Many medical professionals agree that appendicitis is as a result of an obstruction in the appendix, which is classified as either partial or complete. A complete obstruction will be regarded as a medical emergency requiring surgical intervention.
Obstructions are likely caused by an accumulation of faecal matter (hardened stool), inflammation causing a blockage due to tumours, enlarged lymphoid follicles (lymph nodes in the intestines), intestinal worms or other trauma in the body. An obstruction is often linked with bacterial infections, also causing inflammation. Pus forms resulting in increased pressure which causes a person to experience intense pain. If this pain and inflammation compresses blood vessels, blood flow to the appendix is restricted and can result in gangrene.
Faecal matter is highly infectious, and when an appendix bursts can fill the abdominal cavity.
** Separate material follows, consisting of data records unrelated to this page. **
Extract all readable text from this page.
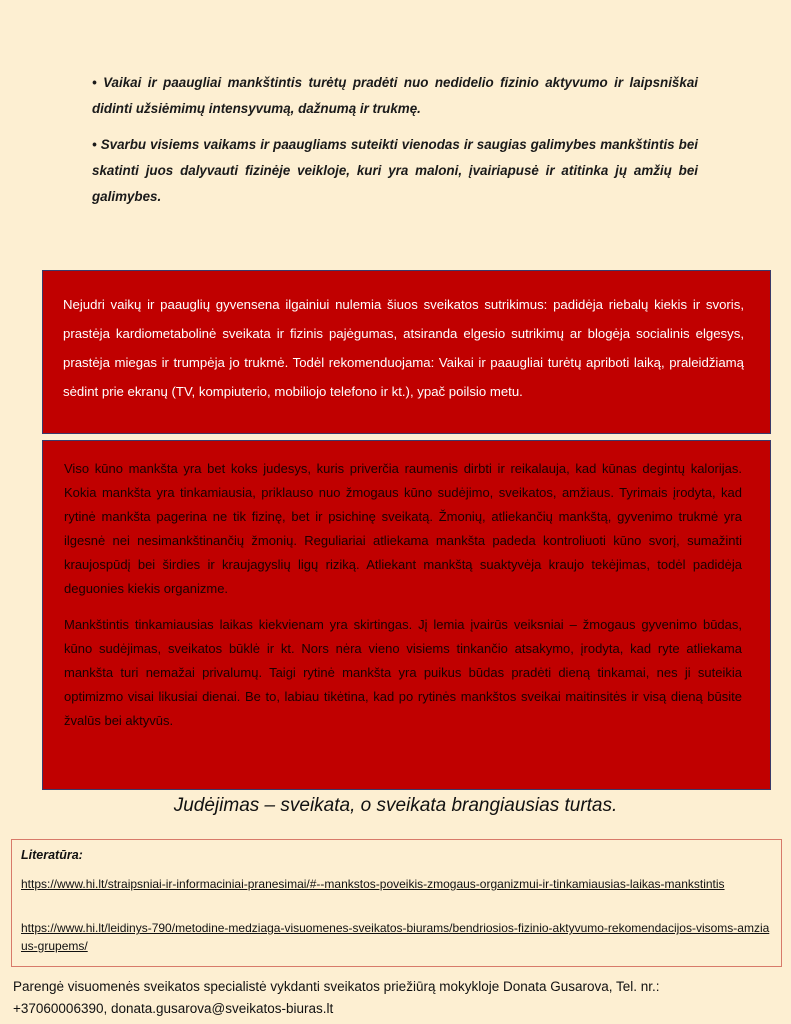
• Vaikai ir paaugliai mankštintis turėtų pradėti nuo nedidelio fizinio aktyvumo ir laipsniškai didinti užsiėmimų intensyvumą, dažnumą ir trukmę.

• Svarbu visiems vaikams ir paaugliams suteikti vienodas ir saugias galimybes mankštintis bei skatinti juos dalyvauti fizinėje veikloje, kuri yra maloni, įvairiapusė ir atitinka jų amžių bei galimybes.

Nejudri vaikų ir paauglių gyvensena ilgainiui nulemia šiuos sveikatos sutrikimus: padidėja riebalų kiekis ir svoris, prastėja kardiometabolinė sveikata ir fizinis pajėgumas, atsiranda elgesio sutrikimų ar blogėja socialinis elgesys, prastėja miegas ir trumpėja jo trukmė. Todėl rekomenduojama: Vaikai ir paaugliai turėtų apriboti laiką, praleidžiamą sėdint prie ekranų (TV, kompiuterio, mobiliojo telefono ir kt.), ypač poilsio metu.

Viso kūno mankšta yra bet koks judesys, kuris priverčia raumenis dirbti ir reikalauja, kad kūnas degintų kalorijas. Kokia mankšta yra tinkamiausia, priklauso nuo žmogaus kūno sudėjimo, sveikatos, amžiaus. Tyrimais įrodyta, kad rytinė mankšta pagerina ne tik fizinę, bet ir psichinę sveikatą. Žmonių, atliekančių mankštą, gyvenimo trukmė yra ilgesnė nei nesimankštinančių žmonių. Reguliariai atliekama mankšta padeda kontroliuoti kūno svorį, sumažinti kraujospūdį bei širdies ir kraujagyslių ligų riziką. Atliekant mankštą suaktyvėja kraujo tekėjimas, todėl padidėja deguonies kiekis organizme.

Mankštintis tinkamiausias laikas kiekvienam yra skirtingas. Jį lemia įvairūs veiksniai – žmogaus gyvenimo būdas, kūno sudėjimas, sveikatos būklė ir kt. Nors nėra vieno visiems tinkančio atsakymo, įrodyta, kad ryte atliekama mankšta turi nemažai privalumų. Taigi rytinė mankšta yra puikus būdas pradėti dieną tinkamai, nes ji suteikia optimizmo visai likusiai dienai. Be to, labiau tikėtina, kad po rytinės mankštos sveikai maitinsitės ir visą dieną būsite žvalūs bei aktyvūs.

Judėjimas – sveikata, o sveikata brangiausias turtas.
Literatūra:
https://www.hi.lt/straipsniai-ir-informaciniai-pranesimai/#--mankstos-poveikis-zmogaus-organizmui-ir-tinkamiausias-laikas-mankstintis
https://www.hi.lt/leidinys-790/metodine-medziaga-visuomenes-sveikatos-biurams/bendriosios-fizinio-aktyvumo-rekomendacijos-visoms-amziaus-grupems/
Parengė visuomenės sveikatos specialistė vykdanti sveikatos priežiūrą mokykloje Donata Gusarova, Tel. nr.:
+37060006390, donata.gusarova@sveikatos-biuras.lt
Other organs in the body, such as the bladder, sigmoid colon (the part of the large intestine that is closest to the anus and rectum) and caecum (a pouch located where the small and large intestines join), can also become infected.
Any infection in the body causes swelling, which in turn can result in a blockage. The appendix may become infected without bursting. This then results in the formation of an abscess. This is still a serious condition even though infectious material doesn’t leak into the abdominal cavity and remains in the small ‘walled off’ area.
Signs and symptoms
Do I have a bad case of gas or could I have appendicitis?
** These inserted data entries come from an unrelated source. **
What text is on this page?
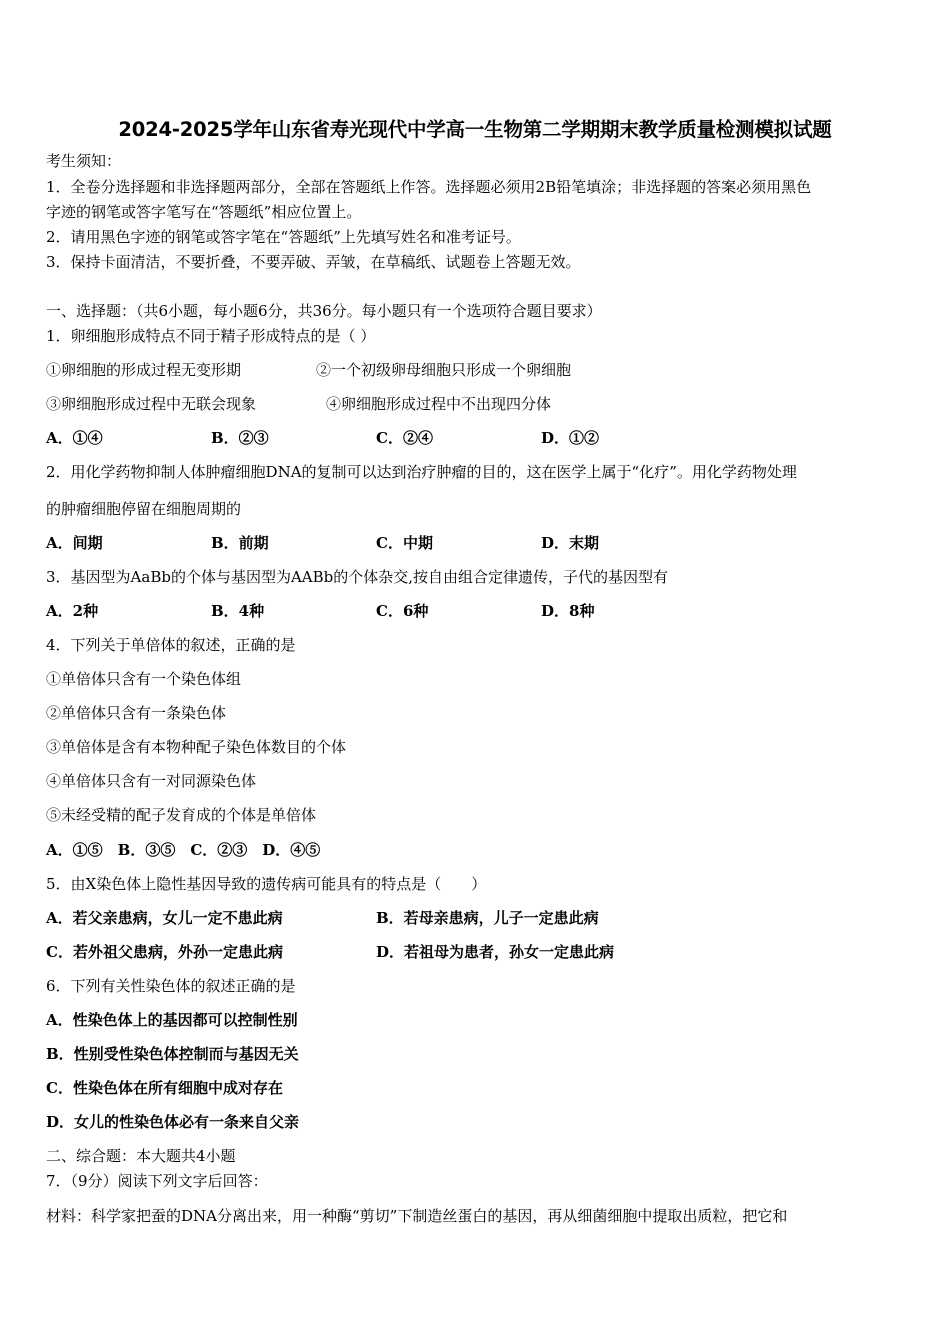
2024-2025学年山东省寿光现代中学高一生物第二学期期末教学质量检测模拟试题
考生须知：
1．全卷分选择题和非选择题两部分，全部在答题纸上作答。选择题必须用2B铅笔填涂；非选择题的答案必须用黑色
字迹的钢笔或答字笔写在“答题纸”相应位置上。
2．请用黑色字迹的钢笔或答字笔在“答题纸”上先填写姓名和准考证号。
3．保持卡面清洁，不要折叠，不要弄破、弄皱，在草稿纸、试题卷上答题无效。
一、选择题：（共6小题，每小题6分，共36分。每小题只有一个选项符合题目要求）
1．卵细胞形成特点不同于精子形成特点的是（ ）
①卵细胞的形成过程无变形期	②一个初级卵母细胞只形成一个卵细胞
③卵细胞形成过程中无联会现象	④卵细胞形成过程中不出现四分体
A．①④	B．②③	C．②④	D．①②
2．用化学药物抑制人体肿瘤细胞DNA的复制可以达到治疗肿瘤的目的，这在医学上属于“化疗”。用化学药物处理
的肿瘤细胞停留在细胞周期的
A．间期	B．前期	C．中期	D．末期
3．基因型为AaBb的个体与基因型为AABb的个体杂交,按自由组合定律遗传，子代的基因型有
A．2种	B．4种	C．6种	D．8种
4．下列关于单倍体的叙述，正确的是
①单倍体只含有一个染色体组
②单倍体只含有一条染色体
③单倍体是含有本物种配子染色体数目的个体
④单倍体只含有一对同源染色体
⑤未经受精的配子发育成的个体是单倍体
A．①⑤　B．③⑤　C．②③　D．④⑤
5．由X染色体上隐性基因导致的遗传病可能具有的特点是（　　）
A．若父亲患病，女儿一定不患此病	B．若母亲患病，儿子一定患此病
C．若外祖父患病，外孙一定患此病	D．若祖母为患者，孙女一定患此病
6．下列有关性染色体的叙述正确的是
A．性染色体上的基因都可以控制性别
B．性别受性染色体控制而与基因无关
C．性染色体在所有细胞中成对存在
D．女儿的性染色体必有一条来自父亲
二、综合题：本大题共4小题
7．（9分）阅读下列文字后回答：
材料：科学家把蚕的DNA分离出来，用一种酶“剪切”下制造丝蛋白的基因，再从细菌细胞中提取出质粒，把它和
One of the first signs something isn’t quite right is a notable inability to pass or expel gas. You may feel bloated and as though gas is trapped in your body. This can cause mild discomfort and even indigestion.
You can seek relief with the use of over-the-counter medications to help alleviate discomfort relating to heartburn or digestive issues.
If you find the problem persists for longer than a day or you begin to experience pain that is highly uncomfortable or even unbearable, you should seek medical assistance and stop taking any pain-relieving medications or laxatives. If you note any other unusual discomforts or symptoms, book a consultation with your family physician (general practitioner) for a thorough check.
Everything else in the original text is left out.